Robert King was freed in 2001 after spending 29 years in solitary confinement in Louisiana state penitentiary ‘Angola prison’. Convicted for the murder of a prison guard, his trial was fraught with inconsistent evidence and clouded by the racism of the Deep South.

Clive Stafford Smith, founder and director of Reprieve spoke to King about growing up in Louisiana, solitary confinement in Angola prison and the importance of supporting prisoners with little recourse to justice.

‘I saw racism in the raw’ King told us leaning back in his armchair, black brimmed hat placed low on his head. ‘But we found ways to show our dissent.’

‘As kids, we used to take this (coloured people) sign and put it all the way up to the front of the bus, and the white people wouldn’t go beyond that sign. […] Whites would get on the bus and they would not sit behind (it)!’

There was only one black member of the jury when King was sentenced for murder.
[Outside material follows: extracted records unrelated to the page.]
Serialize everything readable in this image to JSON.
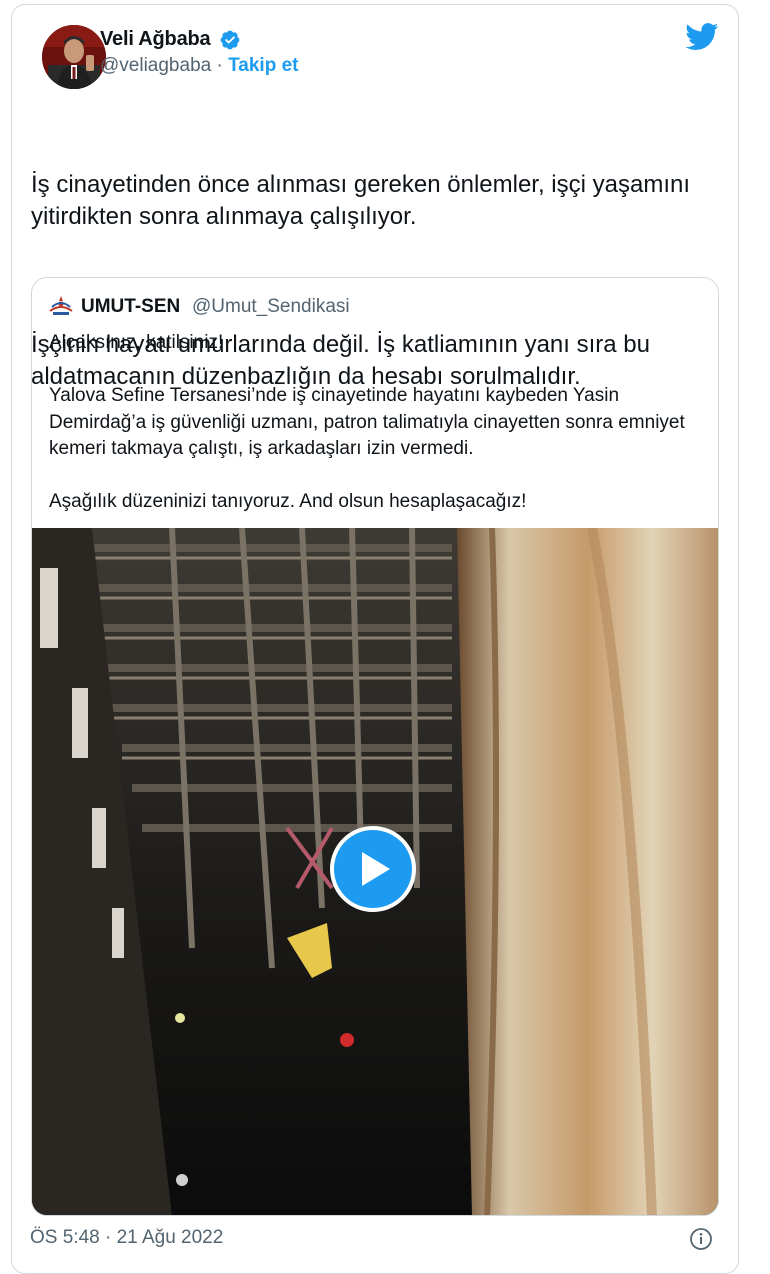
{
  "author": {
    "name": "Veli Ağbaba",
    "handle": "@veliagbaba",
    "separator": "·",
    "follow_label": "Takip et",
    "verified_icon": "verified-badge-icon",
    "avatar": "author-avatar"
  },
  "brand": {
    "icon": "twitter-bird-icon",
    "color": "#1d9bf0"
  },
  "tweet": {
    "paragraphs": [
      "İş cinayetinden önce alınması gereken önlemler, işçi yaşamını yitirdikten sonra alınmaya çalışılıyor.",
      "İşçinin hayatı umurlarında değil. İş katliamının yanı sıra bu aldatmacanın düzenbazlığın da hesabı sorulmalıdır."
    ]
  },
  "quoted": {
    "name": "UMUT-SEN",
    "handle": "@Umut_Sendikasi",
    "logo_icon": "umut-sen-logo-icon",
    "paragraphs": [
      "Alçaksınız, katilsiniz!",
      "Yalova Sefine Tersanesi’nde iş cinayetinde hayatını kaybeden Yasin Demirdağ’a iş güvenliği uzmanı, patron talimatıyla cinayetten sonra emniyet kemeri takmaya çalıştı, iş arkadaşları izin vermedi.",
      "Aşağılık düzeninizi tanıyoruz. And olsun hesaplaşacağız!"
    ],
    "media": {
      "type": "video",
      "play_icon": "play-icon"
    }
  },
  "footer": {
    "timestamp": "ÖS 5:48 · 21 Ağu 2022",
    "info_icon": "info-icon"
  }
}
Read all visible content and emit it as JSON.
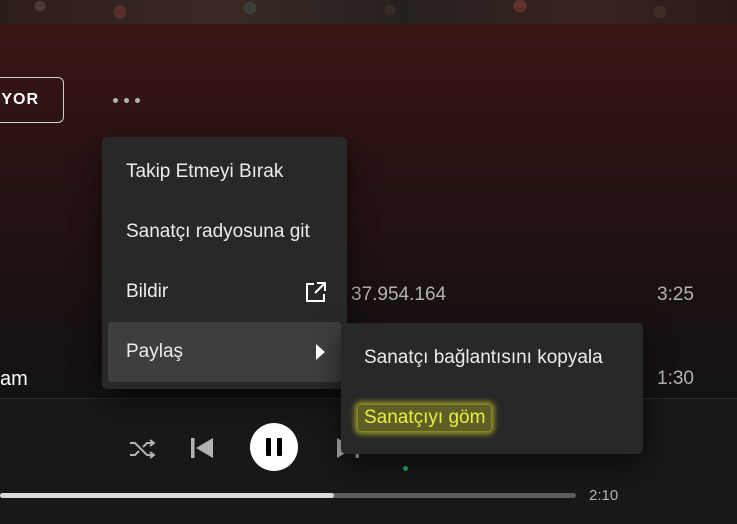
{
  "artist": {
    "follow_button": "YOR"
  },
  "tracks": [
    {
      "plays": "37.954.164",
      "duration": "3:25"
    },
    {
      "name": "am",
      "duration": "1:30"
    }
  ],
  "context_menu": {
    "items": [
      {
        "label": "Takip Etmeyi Bırak"
      },
      {
        "label": "Sanatçı radyosuna git"
      },
      {
        "label": "Bildir",
        "icon": "external-link-icon"
      },
      {
        "label": "Paylaş",
        "icon": "caret-right-icon"
      }
    ]
  },
  "share_submenu": {
    "items": [
      {
        "label": "Sanatçı bağlantısını kopyala"
      },
      {
        "label": "Sanatçıyı göm",
        "highlighted": true
      }
    ]
  },
  "player": {
    "total_time": "2:10",
    "progress": 0.58,
    "controls": [
      "shuffle-icon",
      "previous-icon",
      "pause-icon",
      "next-icon",
      "repeat-icon"
    ]
  },
  "colors": {
    "accent_green": "#1db954",
    "menu_bg": "#282828",
    "highlight": "#ecef24"
  }
}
He is scathing about justice in the US judicial system.

‘Legality and morality, especially in the courtroom; they don’t meet.’

A member of the Black Panther Party at the time, King was considered a threat and placed in solitary confinement.

Yet he saw himself as being ‘more than an organisation […] I saw myself as a person who had really joined the struggle. The prison recognised this.’

‘You’re in the cell for 23 hours a day, sometimes 24 […] It did not make any difference if it was Monday or Sunday, if it was Easter or Christmas, you know it’s still the same day for me […] One day followed the next.’

Politically tuned-in, King turned to the courts and succeeded in limiting the gratuitous, humiliating process of cavity searches. Fighting injustice on the inside was a lifeline in itself.

‘We did some things in prison to kind of […] bring things along. We consoled ourselves with the fact that we were able to help ourselves and that we had people on the outside who were also willing’.

Support from the outside remains crucial to people on death row.

‘I’ve seen a letter save the lives of a lot of people […] a letter from a loved one has probably stopped them from committing suicide.’

Since his release in 2001 Robert King has focused on helping the remaining two of the Angola 3, Herman Woodfox and Albert Wallace, to gain their freedom. A civil suit that will soon go to trial aims to set a precedent that would outlaw long sentences for solitary confinement.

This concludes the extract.